Having attended both Saturday and Sunday games, last night I was seven long hours into a weekend of horrible baseball. I almost started to agree with what the host Dodger Stadium fans and countless Facebook status updaters cleverly suggested: Yankees suck. But that eighth hour of long-awaited grinding offense was heartening.
Great game. But it should not have been. Only a sputtering Yankee offense could turn a Vicente Padilla outing into a Ford-Koufax pitchers duel. Except I don’t think Koufax wasn’t as into drilling opposing batters for no reason in a tight game.
When purchasing tickets back in March for Saturday’s game, I took the 80% chance that Burnett would not be on the mound for this game. He might be going through this slump as a personal favor to Javy Vasquez so AJ can assume the full burden of the fans’ ire. But Javy has started to show signs of his NL self, so ire-redirection is made slightly easier. It’s a sad case when watching the Yanks put 3 on the board before an out is
recorded and saying to yourself “OK, now we just need a couple more 3 run shots to have a chance in this game”. Four interminable hours later, it was clear that two more 3-run shots would merely have tied the game.
AJ Burnett’s games are becoming more of a “pass” that Vasquez’s. Pre-pinstripes, everyone said AJ only has to be healthy to become a dominant pitcher; that his health was the only thing preventing greater success when he was with Toronto. Well, we are led to believe he’s been healthy his entire time with the Yanks and he still gaks with the best of them. He’s like a heavy-set woman whom you think would be attractive if she dropped 20 lbs, but next time you see her, she’s that much lighter and equally unattractive.
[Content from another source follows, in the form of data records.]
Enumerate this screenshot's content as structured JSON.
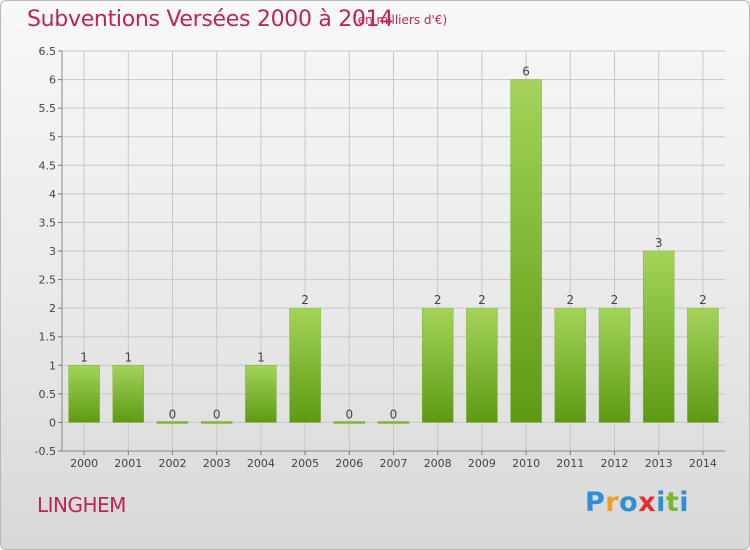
{
  "header": {
    "title": "Subventions Versées 2000 à 2014",
    "subtitle": "(en milliers d'€)"
  },
  "footer": {
    "commune": "LINGHEM",
    "brand": [
      "P",
      "r",
      "o",
      "x",
      "i",
      "t",
      "i"
    ]
  },
  "colors": {
    "title": "#c0235a",
    "bar_top": "#a4d45a",
    "bar_bottom": "#5d9a12",
    "logo": [
      "#2f8fd0",
      "#f0a020",
      "#2f8fd0",
      "#e03030",
      "#2f8fd0",
      "#79b82a",
      "#2f8fd0"
    ]
  },
  "chart_data": {
    "type": "bar",
    "title": "Subventions Versées 2000 à 2014",
    "subtitle": "(en milliers d'€)",
    "categories": [
      "2000",
      "2001",
      "2002",
      "2003",
      "2004",
      "2005",
      "2006",
      "2007",
      "2008",
      "2009",
      "2010",
      "2011",
      "2012",
      "2013",
      "2014"
    ],
    "values": [
      1,
      1,
      0,
      0,
      1,
      2,
      0,
      0,
      2,
      2,
      6,
      2,
      2,
      3,
      2
    ],
    "ylim": [
      -0.5,
      6.5
    ],
    "yticks": [
      "-0.5",
      "0",
      "0.5",
      "1",
      "1.5",
      "2",
      "2.5",
      "3",
      "3.5",
      "4",
      "4.5",
      "5",
      "5.5",
      "6",
      "6.5"
    ],
    "grid": true
  }
}
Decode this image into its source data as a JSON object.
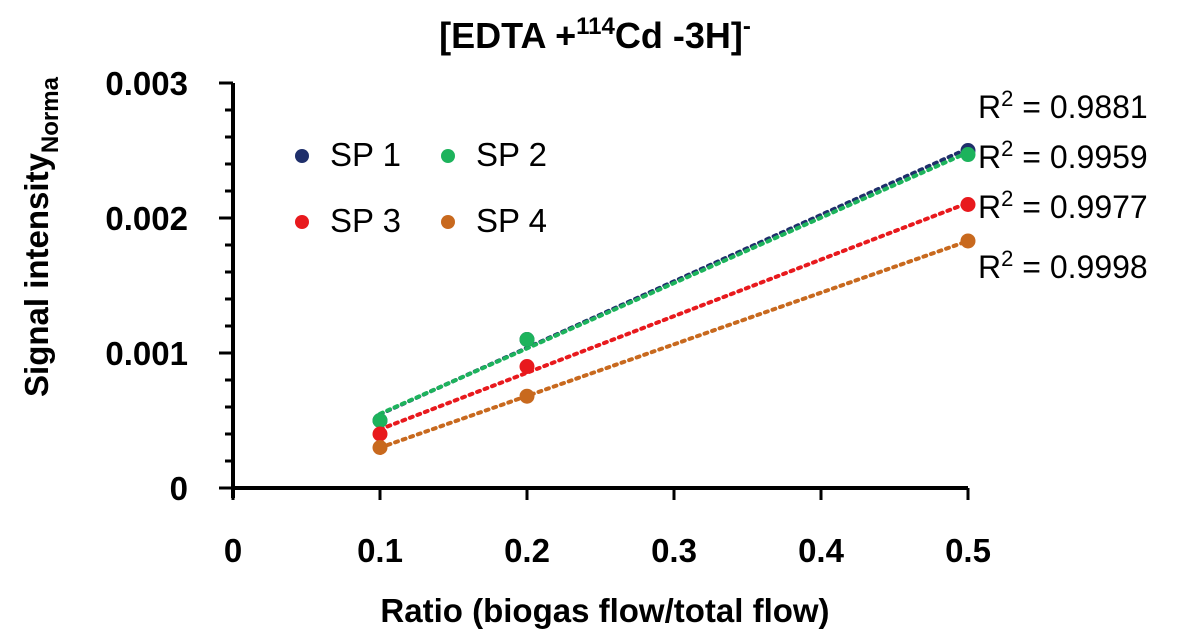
{
  "chart_data": {
    "type": "scatter",
    "title": {
      "main": "[EDTA +",
      "sup": "114",
      "rest": "Cd -3H]",
      "charge": "-"
    },
    "xlabel": "Ratio (biogas flow/total flow)",
    "ylabel": {
      "main": "Signal intensity",
      "sub": "Norma"
    },
    "xlim": [
      0,
      0.5
    ],
    "ylim": [
      0,
      0.003
    ],
    "x_ticks": [
      "0",
      "0.1",
      "0.2",
      "0.3",
      "0.4",
      "0.5"
    ],
    "y_ticks": [
      "0",
      "0.001",
      "0.002",
      "0.003"
    ],
    "x_tick_values": [
      0,
      0.1,
      0.2,
      0.3,
      0.4,
      0.5
    ],
    "y_tick_values": [
      0,
      0.001,
      0.002,
      0.003
    ],
    "legend_position": "top-left",
    "trendline": "linear, dotted",
    "series": [
      {
        "name": "SP 1",
        "color": "#1f2f6b",
        "x": [
          0.1,
          0.2,
          0.5
        ],
        "y": [
          0.0005,
          0.0011,
          0.0025
        ],
        "r2_label": "R",
        "r2_value": " = 0.9881"
      },
      {
        "name": "SP 2",
        "color": "#1db35c",
        "x": [
          0.1,
          0.2,
          0.5
        ],
        "y": [
          0.0005,
          0.0011,
          0.00247
        ],
        "r2_label": "R",
        "r2_value": " = 0.9959"
      },
      {
        "name": "SP 3",
        "color": "#e8191d",
        "x": [
          0.1,
          0.2,
          0.5
        ],
        "y": [
          0.0004,
          0.0009,
          0.0021
        ],
        "r2_label": "R",
        "r2_value": " = 0.9977"
      },
      {
        "name": "SP 4",
        "color": "#c8691e",
        "x": [
          0.1,
          0.2,
          0.5
        ],
        "y": [
          0.0003,
          0.00068,
          0.00183
        ],
        "r2_label": "R",
        "r2_value": " = 0.9998"
      }
    ],
    "r2_sup": "2"
  }
}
I have the go-ahead to say that since I, too, am skinny and unattractive. But I still think I’ll be disqualified as a “People All-Star”.
So after Girardi shockingly let AJ hit for himself with the tying run on 3rd and one out in the 4th – this, after Burnett made an open and shut case for being yanked due to lack-of-being-anything-remotely-resembling-effective – I can only hope the skipper did an imitation of me whenever I lock my keys in the car. It involves finding the nearest brick wall and banging my head against it, “Stupid! Stupid! Stupid!” Anything short of that makes me fear his head is in a mystical faraway land of gnomes and sprites. Neither of
which I’ve noticed in the Bronx. Though admittedly, they are more likely to appear in LA.
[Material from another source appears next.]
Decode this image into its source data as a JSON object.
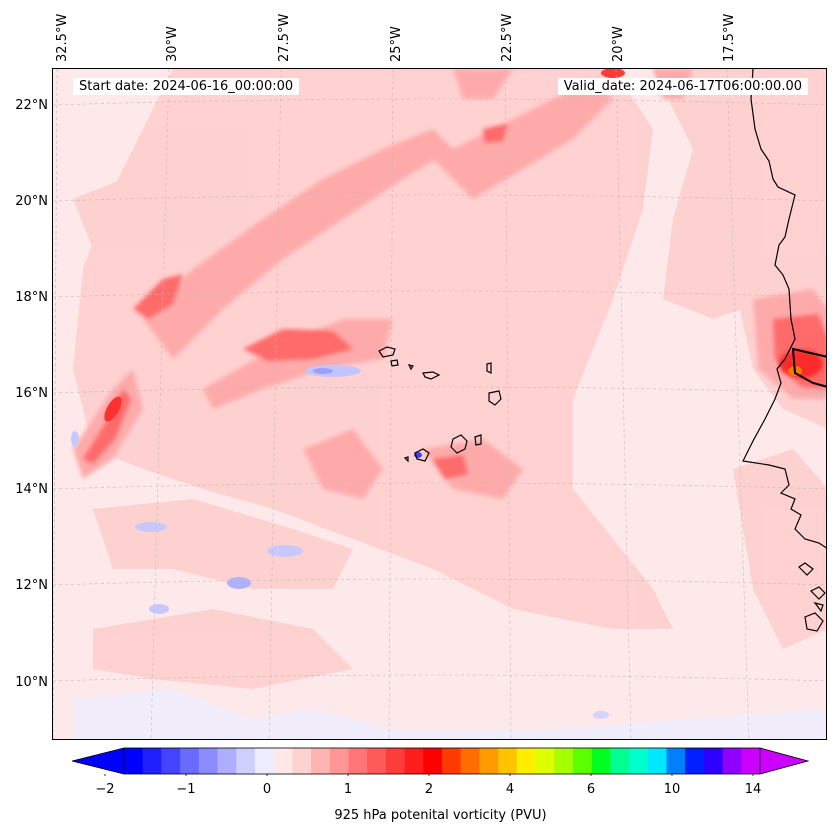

Much as I like Mr. Torre, he was his old self in helping the Yanks come back on Sunday night. I had noticed last Thursday he brought in his stopper Jonathan Broxton with a 5 run lead (I think there were two men on, so Torre was clearly protecting against three consecutive home runs that would have tied the affair… the iron-clad rulebook calls that a save, afterall). That precluded Broxton from the Friday game, which proved to be
academic. Then in the Saturday debacle, he again saw a 5 run lead in the 8th as tenuous enough to go to his stopper for an extended save. In fact, in watching this I was hoping the Yanks would battle and make him work a bit so he’d be less effective the next night, but I was actually disappointed in how efficient Broxton was against them that day. But I
guess it was enough. Again, the rulebook tells us that protecting a 3 run lead for one inning = save, so naturally, they had to go with Broxton in the 9th yesterday. Yes, the Dodgers added an insurance run (nullifying the “save situation”), but it was after two were out and no one was on, so Broxton was heated up and ready. I think his use in this game in and of itself was less egregious than the day prior. This is arguable, but put
them together and you got yourself a whole mess of “Joe T. wuz here, 6/27/10”.
Overuse of his stopper was not nearly enough to earn Torre the Knucklehead Award ™ however. That went to co-candidates Russell Martin and Garrett Anderson, who conspired to leave their team without a catcher and a leftfielder in an extra inning game by popping off to home plate umpire Chris Guccione about balls and strikes. Maybe he had a quick trigger, but there’s no reason to put yourself in that situation. Even with the
built-in excuse “it was an emotional game”.
I was amused at the conclusion of the 7th inning of Saturday’s ugly Yankee loss when some Dodger fans in my section loudly made light of all the Yankee fans that started defeatedly filing out of the stadium at that point. They must not have taken note that it was the Dodgers who just went down, so the fans leaving the stadium were the thousands of stereotypical Dodger fans headed for the exits.
And another thing!
At ballparks, I tend to eschew the traditional stadium fare of hot dogs and beer and instead go for a soft serve. So after observing the menu and which line was giving heartier servings, I firmly, loudly, and confidently walked up to the Frozen Yogurt Lady and had this exchange:
Cappiello: Hello, I’d like a chocolate frozen yogurt in a white cup please.
(they also had pink)
FYL: You want mix? (as in “swirl” flavored)
Cappiello: Chocolate, please.
Cappiello: Chocolate, please.
[Cappiello receives the mix flavor, sighs, and slinks away, frustrated. But maybe the frustration was really because the concession stand inexplicably did not have the game on.]